DIY Small Wood Bookshelf
WHAT YOU’LL NEED:
2 Pillowfort wood crates (or similar, as long as they’re the same size)
⅝-inch nails (or “brads,” whatever that means)
Optional: Some sort of clamp
HOW TO MAKE IT:
First, decide how you want to orient your crates/shelf, tall or wide. The crates I used were slightly rectangular, and while the wide set-up looked a little nicer, I decided to make it tall to accommodate my son’s biggest books.
Next, add a bunch of wood glue to the top of the bottom crate. I made this little design for absolutely no reason at all. The following step isn’t necessary, but you could use a clamp to hold the crates in place before you nail it together. They’re very lightweight and the glue will make them a little slippery.
Next, hammer in a bunch of nails around the perimeter of the bottom of the upper crate (the “middle shelf”) to secure it to the lower crate. I think I used about 30 nails total, and I’m sure that was overkill. (I’m the kind of person who uses so much tape it will take 10 minutes to open a present from me, so…)
Wipe off the excess glue, and — voila! — you’re done. You don’t really need to wait for the glue to dry since you’ve secured it with way too many nails.
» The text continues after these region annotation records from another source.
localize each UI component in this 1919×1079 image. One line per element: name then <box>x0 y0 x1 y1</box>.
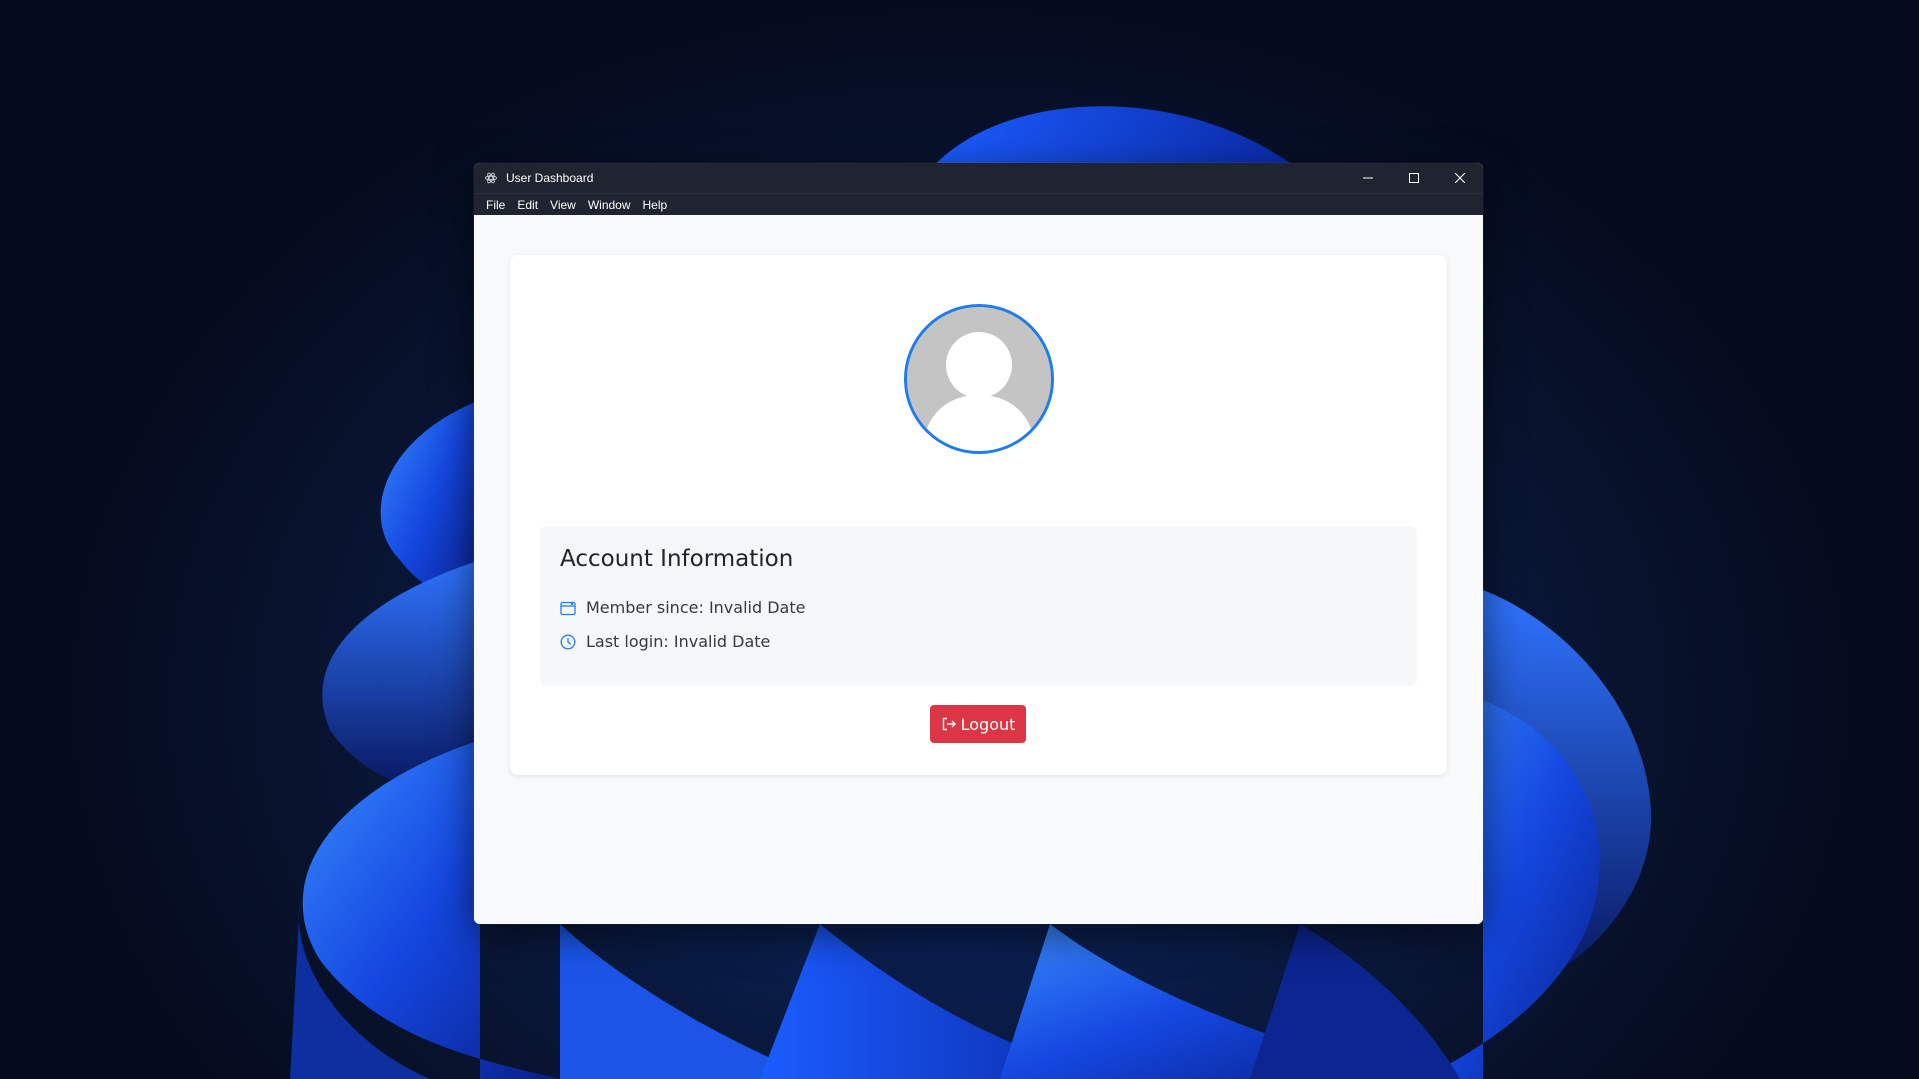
clock-icon <box>560 634 576 650</box>
last-login-row: Last login: Invalid Date <box>560 632 770 651</box>
desktop: User Dashboard File Edit View Window Hel… <box>0 0 1919 1079</box>
account-info-section: Account Information Member since: Invali… <box>540 526 1417 686</box>
close-icon <box>1455 173 1465 183</box>
main-content: Account Information Member since: Invali… <box>474 215 1483 924</box>
logout-button[interactable]: Logout <box>930 705 1026 743</box>
account-info-title: Account Information <box>560 546 794 572</box>
close-button[interactable] <box>1437 163 1483 193</box>
last-login-text: Last login: Invalid Date <box>586 632 771 651</box>
calendar-icon <box>560 600 576 616</box>
profile-card: Account Information Member since: Invali… <box>510 255 1447 775</box>
member-since-row: Member since: Invalid Date <box>560 598 805 617</box>
menu-file[interactable]: File <box>480 198 511 212</box>
logout-icon <box>941 716 957 732</box>
menu-edit[interactable]: Edit <box>511 198 544 212</box>
menu-view[interactable]: View <box>544 198 582 212</box>
minimize-button[interactable] <box>1345 163 1391 193</box>
minimize-icon <box>1363 177 1373 179</box>
menu-window[interactable]: Window <box>582 198 637 212</box>
menu-help[interactable]: Help <box>637 198 674 212</box>
maximize-icon <box>1409 173 1419 183</box>
user-avatar-placeholder-icon <box>907 307 1051 451</box>
logout-label: Logout <box>960 714 1016 734</box>
window-title: User Dashboard <box>506 171 594 185</box>
app-icon <box>484 171 498 185</box>
app-window: User Dashboard File Edit View Window Hel… <box>474 163 1483 924</box>
maximize-button[interactable] <box>1391 163 1437 193</box>
user-avatar <box>904 304 1054 454</box>
menu-bar: File Edit View Window Help <box>474 193 1483 215</box>
member-since-text: Member since: Invalid Date <box>586 598 806 617</box>
title-bar[interactable]: User Dashboard <box>474 163 1483 193</box>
Just don’t fill the bottom with books then try to lift it from the top like a dumbass. You can paint it if you want, but I like the look of the raw wood. Next, you get to put some shit on it — books, records, tchotchkes, and definitely a plant. Before I put this pretty little Xanadu philodendron up there, I had a huge and heavy split-leaf philodendron on top and it held up just fine. This DIY small wood bookshelf is lightweight, but its sturdy AF.
See? I TOLD you. But, yeah, it kind of dwarfs the shelf.